The Wings of a dilemma

Written by Alicia Crane Williams | Jan 2, 2015 2:30:35 PM

The Wing family of Cape Cod has had a great amount of genealogical information published about it over the years. Beginning with Rev. Conway P. Wing’s A Historical and Genealogical Register of John Wing, of Sandwich, Mass. And his Descendants, 1632-1888, the list includes Mary Elizabeth Sinnott’s Annals of the Sinnott, Rogers, Coffin, Corlies, Reeves, Bodine and Allied Families, published in 1905, in which Wing is one of the allied families; The Owl, a serial publication of the Wing Family Association from 1901 to the present, and most recently Raymond T. Wing’s 2006 version, Wing Genealogy, Volume 1, The Reverend John Wing of Banbury, Oxfordshire, England and his wife Deborah Bachiler, Their Ancestry and Descendants through Five Generations.

Yet, in my opinion, there is still no satisfactory account of the first generations of the Wings in print. I recently discovered this while preparing the Early New England Families Study Project sketch on Daniel2 Wing. As I read all of the various published accounts on the family, I ran into many areas of discrepancy and/or muddled or misinterpreted records, particularly about when the Wings came to New England. Knowing that many earnest Wing researchers have been working on the family for so long, I wondered why the results have not been better.

I came up with the theory of twin dilemmas:

1) If it is already in print, why spend more time researching? and

2) If there is a really large amount in print, it must be everything there is.
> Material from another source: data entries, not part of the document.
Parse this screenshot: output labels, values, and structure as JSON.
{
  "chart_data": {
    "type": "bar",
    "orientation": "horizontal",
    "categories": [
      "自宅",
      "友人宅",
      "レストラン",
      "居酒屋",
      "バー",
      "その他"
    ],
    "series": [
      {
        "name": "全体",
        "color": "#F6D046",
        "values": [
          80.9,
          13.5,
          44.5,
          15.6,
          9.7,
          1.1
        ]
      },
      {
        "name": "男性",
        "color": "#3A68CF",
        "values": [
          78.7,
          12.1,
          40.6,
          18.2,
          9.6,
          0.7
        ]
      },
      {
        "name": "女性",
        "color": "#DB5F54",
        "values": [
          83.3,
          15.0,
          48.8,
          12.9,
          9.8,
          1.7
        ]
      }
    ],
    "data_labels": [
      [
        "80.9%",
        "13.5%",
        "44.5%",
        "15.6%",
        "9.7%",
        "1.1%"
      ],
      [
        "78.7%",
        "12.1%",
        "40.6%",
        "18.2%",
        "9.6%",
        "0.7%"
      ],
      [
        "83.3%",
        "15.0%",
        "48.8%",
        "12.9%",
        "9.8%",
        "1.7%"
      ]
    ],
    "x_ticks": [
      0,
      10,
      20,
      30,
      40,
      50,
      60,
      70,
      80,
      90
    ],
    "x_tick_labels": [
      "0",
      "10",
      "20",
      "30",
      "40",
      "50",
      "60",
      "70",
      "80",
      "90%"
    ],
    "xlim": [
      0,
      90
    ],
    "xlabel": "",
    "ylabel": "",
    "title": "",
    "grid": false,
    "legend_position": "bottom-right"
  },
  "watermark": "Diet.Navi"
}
From the beginning, accounts of the Wing family have contained a lot of information corrected and re-corrected in successive accounts, but it has been done in a way that has usually added to the confusion. The Owl, the availability of which is extremely limited (issues published after 1920 are not online), has been codified as the absolute authority on the Wing family to the extent that the 2006 edition of the Wing genealogy cites almost exclusively from the periodical rather than original records, with no new exploration of sources or critical analysis.[1] In effect, it seems as though new research on the Wing family ceased nearly a century ago.

If we don’t continue to constantly explore and analyze the work of our predecessors, especially as more new resources become available, then the family story becomes stagnant. There is so much yet to be learned and discussed about the early Wing generations.

Now, before all of you Wing descendants pounce on me for picking on the Wings, let me assure everyone that this is just one example of many families who suffer from the “already in print” dilemma.

Notes

[1] See David L. Greene’s review of this work in The American Genealogist 81 [2006]: 158.